Clichés about the dark days we live in abound (including in this article…), and it is clear that no one would part lightly with hard-earned cash to buy a Translation Memory technology license. The truth is one can get such technology for as little as €0 and about as much as one has to spend. This may always have been the case, but what I think has changed is that market leaders can no longer rely on reputation, exposure and existing market penetration to comfortably roll-out the next generation of expensive technology.

Differentiating by offering compelling technological advances is no longer a bullet-proof strategy either. There are plenty of talented tool developers around who are ready to offer imaginative solutions for a modest fee. Features such as mobile phone-like predictive text will not prompt anyone to spend thousands, or even hundreds of Euro.

In fact, mainstream TM technology with all its bells and whistles is facing a problem similar to that of the automobile industry: the multitude of options and gadgets inflating the price of applications with constant update and patch requirements has left the market wide open for a good value yet sturdy alternative.

Though it is not a complete answer, a low-cost market for TM tech is developing as a consequence. Freelancers, Agencies and Corporations alike are no longer willing to spend on expensive licenses to buy software which will be outdated within a year or two. So offers started appearing where the license itself has an expiry date. Pay for a year and then decide what to do: renew, upgrade or move on.

The concept of software rental was set to run further of course: complete with the advances in software hosting, Cloud-computing, where the users connect to the application over the internet and does not need to install or setup anything on their own machine, it became SaaS: Software-as-a-Service. This is a trend much bigger than the Translation software industry alone, which offers many advantages such as seemless updates and crucially regular cash-flow for the provider. It also requires an important shift in the mentalities where ownership of the tool isn’t transferred to the Translator, while the ownership of the translation produced with it must remain with them.

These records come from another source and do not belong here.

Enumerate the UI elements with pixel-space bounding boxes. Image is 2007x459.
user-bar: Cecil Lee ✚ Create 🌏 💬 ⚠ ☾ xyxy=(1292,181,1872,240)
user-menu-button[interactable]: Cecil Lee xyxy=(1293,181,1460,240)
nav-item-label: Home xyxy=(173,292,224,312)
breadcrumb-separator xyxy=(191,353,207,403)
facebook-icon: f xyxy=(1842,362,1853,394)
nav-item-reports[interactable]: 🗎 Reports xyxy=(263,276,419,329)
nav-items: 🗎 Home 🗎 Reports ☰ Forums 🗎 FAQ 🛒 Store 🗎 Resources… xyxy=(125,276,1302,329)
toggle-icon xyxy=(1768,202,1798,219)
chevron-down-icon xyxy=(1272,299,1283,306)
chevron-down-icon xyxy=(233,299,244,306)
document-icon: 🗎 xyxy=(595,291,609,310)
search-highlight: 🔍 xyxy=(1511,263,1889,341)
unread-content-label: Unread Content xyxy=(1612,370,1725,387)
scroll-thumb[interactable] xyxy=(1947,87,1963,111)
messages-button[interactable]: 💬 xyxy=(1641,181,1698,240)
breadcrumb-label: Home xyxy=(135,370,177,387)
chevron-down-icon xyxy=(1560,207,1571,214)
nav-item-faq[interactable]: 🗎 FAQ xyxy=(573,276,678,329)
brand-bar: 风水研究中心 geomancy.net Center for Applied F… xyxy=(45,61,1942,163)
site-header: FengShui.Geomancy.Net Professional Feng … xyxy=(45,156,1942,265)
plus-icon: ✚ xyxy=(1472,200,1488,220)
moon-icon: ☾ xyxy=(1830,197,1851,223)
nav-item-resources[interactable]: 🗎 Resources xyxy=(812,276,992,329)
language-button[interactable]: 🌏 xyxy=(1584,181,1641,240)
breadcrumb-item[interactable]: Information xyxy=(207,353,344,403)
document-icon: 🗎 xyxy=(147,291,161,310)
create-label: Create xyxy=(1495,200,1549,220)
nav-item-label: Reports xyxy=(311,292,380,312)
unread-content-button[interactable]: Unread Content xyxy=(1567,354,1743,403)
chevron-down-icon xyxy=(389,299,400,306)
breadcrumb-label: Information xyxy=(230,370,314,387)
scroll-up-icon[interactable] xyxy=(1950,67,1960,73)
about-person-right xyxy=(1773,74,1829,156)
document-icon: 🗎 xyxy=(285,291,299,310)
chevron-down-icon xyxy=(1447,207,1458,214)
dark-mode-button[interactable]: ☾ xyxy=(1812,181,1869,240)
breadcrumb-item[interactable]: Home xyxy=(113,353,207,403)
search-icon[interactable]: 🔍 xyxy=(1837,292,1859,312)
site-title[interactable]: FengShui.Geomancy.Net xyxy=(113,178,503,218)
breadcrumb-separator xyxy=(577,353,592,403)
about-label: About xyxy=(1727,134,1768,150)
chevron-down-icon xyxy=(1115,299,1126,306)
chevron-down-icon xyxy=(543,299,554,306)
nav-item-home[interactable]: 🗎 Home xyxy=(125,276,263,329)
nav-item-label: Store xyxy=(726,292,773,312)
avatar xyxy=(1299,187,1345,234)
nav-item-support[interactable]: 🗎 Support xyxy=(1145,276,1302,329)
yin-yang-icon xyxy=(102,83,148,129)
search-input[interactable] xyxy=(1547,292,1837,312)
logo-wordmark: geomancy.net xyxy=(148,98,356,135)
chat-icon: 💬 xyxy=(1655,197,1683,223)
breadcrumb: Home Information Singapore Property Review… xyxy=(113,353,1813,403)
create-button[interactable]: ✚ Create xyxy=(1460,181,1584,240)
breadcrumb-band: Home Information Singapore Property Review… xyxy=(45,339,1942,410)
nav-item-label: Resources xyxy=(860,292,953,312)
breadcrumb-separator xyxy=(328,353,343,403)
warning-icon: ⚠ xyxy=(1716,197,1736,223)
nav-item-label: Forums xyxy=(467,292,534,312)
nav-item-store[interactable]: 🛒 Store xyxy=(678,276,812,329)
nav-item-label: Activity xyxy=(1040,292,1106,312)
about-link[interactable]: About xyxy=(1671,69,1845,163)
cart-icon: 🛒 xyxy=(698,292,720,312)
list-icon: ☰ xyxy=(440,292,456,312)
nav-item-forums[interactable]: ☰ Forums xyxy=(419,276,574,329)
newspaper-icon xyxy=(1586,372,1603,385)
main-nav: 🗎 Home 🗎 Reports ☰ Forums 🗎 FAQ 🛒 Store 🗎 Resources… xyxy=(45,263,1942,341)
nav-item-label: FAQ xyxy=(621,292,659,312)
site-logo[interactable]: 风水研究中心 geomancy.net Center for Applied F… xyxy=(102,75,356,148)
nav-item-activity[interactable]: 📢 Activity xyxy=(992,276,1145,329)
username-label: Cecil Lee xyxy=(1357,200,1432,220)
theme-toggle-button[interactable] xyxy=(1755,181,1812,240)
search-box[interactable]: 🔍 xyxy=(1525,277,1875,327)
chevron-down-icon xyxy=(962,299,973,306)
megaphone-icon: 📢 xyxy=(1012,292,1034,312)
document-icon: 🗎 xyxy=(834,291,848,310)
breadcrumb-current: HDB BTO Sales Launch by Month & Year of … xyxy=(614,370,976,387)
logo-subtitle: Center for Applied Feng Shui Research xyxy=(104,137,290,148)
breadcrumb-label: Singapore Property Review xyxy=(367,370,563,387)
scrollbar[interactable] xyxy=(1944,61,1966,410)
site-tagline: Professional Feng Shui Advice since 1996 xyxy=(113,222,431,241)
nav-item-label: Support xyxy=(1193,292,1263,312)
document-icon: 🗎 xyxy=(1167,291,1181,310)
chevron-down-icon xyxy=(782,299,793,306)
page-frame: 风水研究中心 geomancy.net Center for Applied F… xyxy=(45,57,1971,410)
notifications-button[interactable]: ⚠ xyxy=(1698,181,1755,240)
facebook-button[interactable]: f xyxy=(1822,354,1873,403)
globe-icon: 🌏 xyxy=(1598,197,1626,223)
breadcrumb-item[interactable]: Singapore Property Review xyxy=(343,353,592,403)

All this put together means that we may have reached a fork in the road after which licensing models will be transformed: but which way will they go?

    Starter Edition, Translation Workspace, MemoQ, Deja Vu, Across, Wordfast

  • the unglamorous route of feature-reduced time-limited ownership
  • or the controversial path of rental, or Software-as-a-Service.

Both options at this point show serious limitations. The reaction of Professional Translators could be described as luke-warm at best. On one hand entry-level traditional licenses are too limiting to users who already own a fully-fledged copy of a previous version. On the other software rental has not yet earned the trust of the user-base, concerned with intellectual property questions and confusing price structures.

The table on the right-hand side (click to expand) highlights the strengths and weaknesses of some of these subscription-based low-cost CAT tools:

One thing I hope is sure: the days of paying hundreds of Euro for entry-level licenses are over in our industry, and that has to be a good thing.

If you are due an upgrade, it is most likely that there are good deals to be had on your favorite software provider’s site. If you are looking to invest in your first entry-level CAT tool however, spend some time analyzing your needs against what is on offer. Entry prices may be low, but the value and limitations varies widely from one tool to the next.